General information
- Location: Austin, TX
- Owner: CapMetro
- Platforms: 2 side platforms

Construction
- Parking: 200 spaces
- Accessible: Yes

History
- Opening: 2027

Future services
| Preceding station | CapMetro Rail |  |  | Following station |
| Howard toward Leander |  | Red Line |  | McKalla toward Downtown |

Location

= North Burnet/Uptown station =

Planned hybrid rail station in Austin, Texas

North Burnet/Uptown station, (formerly known as Broadmoor station during planning) is an under construction CapMetro Rail hybrid rail infill station in Austin, Texas. The station is being built to improve access to The Domain, a major high-density business, retail, and residential center.
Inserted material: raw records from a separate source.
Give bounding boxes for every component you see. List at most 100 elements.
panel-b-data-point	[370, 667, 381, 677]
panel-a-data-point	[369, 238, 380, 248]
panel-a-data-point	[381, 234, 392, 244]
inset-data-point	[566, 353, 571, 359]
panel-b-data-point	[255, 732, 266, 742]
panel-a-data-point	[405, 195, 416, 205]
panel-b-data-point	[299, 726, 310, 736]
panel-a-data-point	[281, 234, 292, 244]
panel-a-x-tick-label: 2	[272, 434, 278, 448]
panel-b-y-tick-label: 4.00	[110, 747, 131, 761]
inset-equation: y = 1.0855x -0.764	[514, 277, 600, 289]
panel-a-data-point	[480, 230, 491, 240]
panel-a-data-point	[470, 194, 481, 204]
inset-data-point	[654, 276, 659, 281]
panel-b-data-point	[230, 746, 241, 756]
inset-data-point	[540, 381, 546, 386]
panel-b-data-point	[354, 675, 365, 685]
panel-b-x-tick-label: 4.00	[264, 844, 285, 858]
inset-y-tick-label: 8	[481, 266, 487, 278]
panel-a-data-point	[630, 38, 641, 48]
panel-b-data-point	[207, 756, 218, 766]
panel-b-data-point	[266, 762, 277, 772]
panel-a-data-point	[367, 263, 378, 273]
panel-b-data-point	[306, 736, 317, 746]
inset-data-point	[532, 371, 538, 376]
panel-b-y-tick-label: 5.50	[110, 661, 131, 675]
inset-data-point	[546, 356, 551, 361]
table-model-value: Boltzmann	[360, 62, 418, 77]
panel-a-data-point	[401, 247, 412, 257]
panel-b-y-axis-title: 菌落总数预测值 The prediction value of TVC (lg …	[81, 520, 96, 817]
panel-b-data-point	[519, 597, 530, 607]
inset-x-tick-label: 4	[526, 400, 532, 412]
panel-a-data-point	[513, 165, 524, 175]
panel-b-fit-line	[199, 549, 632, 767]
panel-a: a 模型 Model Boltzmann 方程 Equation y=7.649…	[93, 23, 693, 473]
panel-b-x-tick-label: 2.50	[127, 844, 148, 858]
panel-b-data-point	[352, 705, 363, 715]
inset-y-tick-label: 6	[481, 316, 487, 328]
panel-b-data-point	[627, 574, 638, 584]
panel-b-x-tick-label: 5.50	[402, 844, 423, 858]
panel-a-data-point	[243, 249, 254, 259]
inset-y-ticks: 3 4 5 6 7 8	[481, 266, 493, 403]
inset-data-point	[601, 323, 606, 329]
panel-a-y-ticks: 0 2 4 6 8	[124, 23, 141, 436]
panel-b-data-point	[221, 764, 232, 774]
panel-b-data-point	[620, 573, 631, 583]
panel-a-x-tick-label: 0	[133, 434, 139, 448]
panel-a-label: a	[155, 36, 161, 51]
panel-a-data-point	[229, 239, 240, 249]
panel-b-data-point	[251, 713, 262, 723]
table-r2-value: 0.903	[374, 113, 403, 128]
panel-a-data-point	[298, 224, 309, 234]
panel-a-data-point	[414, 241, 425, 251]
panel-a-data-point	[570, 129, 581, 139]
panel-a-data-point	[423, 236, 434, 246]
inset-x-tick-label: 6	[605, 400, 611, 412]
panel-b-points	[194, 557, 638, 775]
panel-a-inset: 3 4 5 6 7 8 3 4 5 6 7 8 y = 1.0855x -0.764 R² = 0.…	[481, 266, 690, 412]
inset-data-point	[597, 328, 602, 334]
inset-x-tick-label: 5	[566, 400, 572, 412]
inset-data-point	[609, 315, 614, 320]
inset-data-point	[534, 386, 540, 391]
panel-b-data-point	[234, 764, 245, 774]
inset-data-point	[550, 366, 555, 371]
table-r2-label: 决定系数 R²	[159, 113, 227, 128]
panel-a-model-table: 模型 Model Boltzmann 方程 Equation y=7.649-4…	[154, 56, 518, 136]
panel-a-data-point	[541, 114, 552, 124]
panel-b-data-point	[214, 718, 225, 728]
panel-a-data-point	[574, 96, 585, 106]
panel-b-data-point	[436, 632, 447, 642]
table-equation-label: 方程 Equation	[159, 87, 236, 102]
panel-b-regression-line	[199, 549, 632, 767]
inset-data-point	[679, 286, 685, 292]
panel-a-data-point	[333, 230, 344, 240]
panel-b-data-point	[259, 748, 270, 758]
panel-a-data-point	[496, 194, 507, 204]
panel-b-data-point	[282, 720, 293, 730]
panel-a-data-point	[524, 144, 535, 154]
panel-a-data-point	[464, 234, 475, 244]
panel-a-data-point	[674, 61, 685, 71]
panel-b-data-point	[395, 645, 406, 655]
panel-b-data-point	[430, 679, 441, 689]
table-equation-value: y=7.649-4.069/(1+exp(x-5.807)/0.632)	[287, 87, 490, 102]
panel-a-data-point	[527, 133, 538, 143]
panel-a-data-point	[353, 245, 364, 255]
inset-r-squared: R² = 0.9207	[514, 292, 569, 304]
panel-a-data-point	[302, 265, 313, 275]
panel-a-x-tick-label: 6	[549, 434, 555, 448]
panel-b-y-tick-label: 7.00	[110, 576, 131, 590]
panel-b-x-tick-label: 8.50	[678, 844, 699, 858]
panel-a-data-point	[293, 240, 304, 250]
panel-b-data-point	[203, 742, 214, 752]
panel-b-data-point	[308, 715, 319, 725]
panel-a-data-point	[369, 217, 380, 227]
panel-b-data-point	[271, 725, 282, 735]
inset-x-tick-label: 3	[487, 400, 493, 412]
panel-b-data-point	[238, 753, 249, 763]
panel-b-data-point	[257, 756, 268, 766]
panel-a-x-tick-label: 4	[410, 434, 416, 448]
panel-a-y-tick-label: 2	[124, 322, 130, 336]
Construction was expected to begin in September 2020 with service starting in 2022, but was then delayed until the station's groundbreaking on January 18, 2022, which would have pushed the opening date back to 2024. The project further stalled, with construction now expected to begin November 2025, with an expected opening in late 2027. Upon opening of the new station as well as the new McKalla station at Austin FC's Q2 Stadium, the nearby Kramer station is expected to close. Initially Brandywine Realty was going to contribute $12 million as was CapMetro, for a total estimated construction cost of $24 million, however, the costs have since ballooned to $37.3 million with CapMetro paying the difference.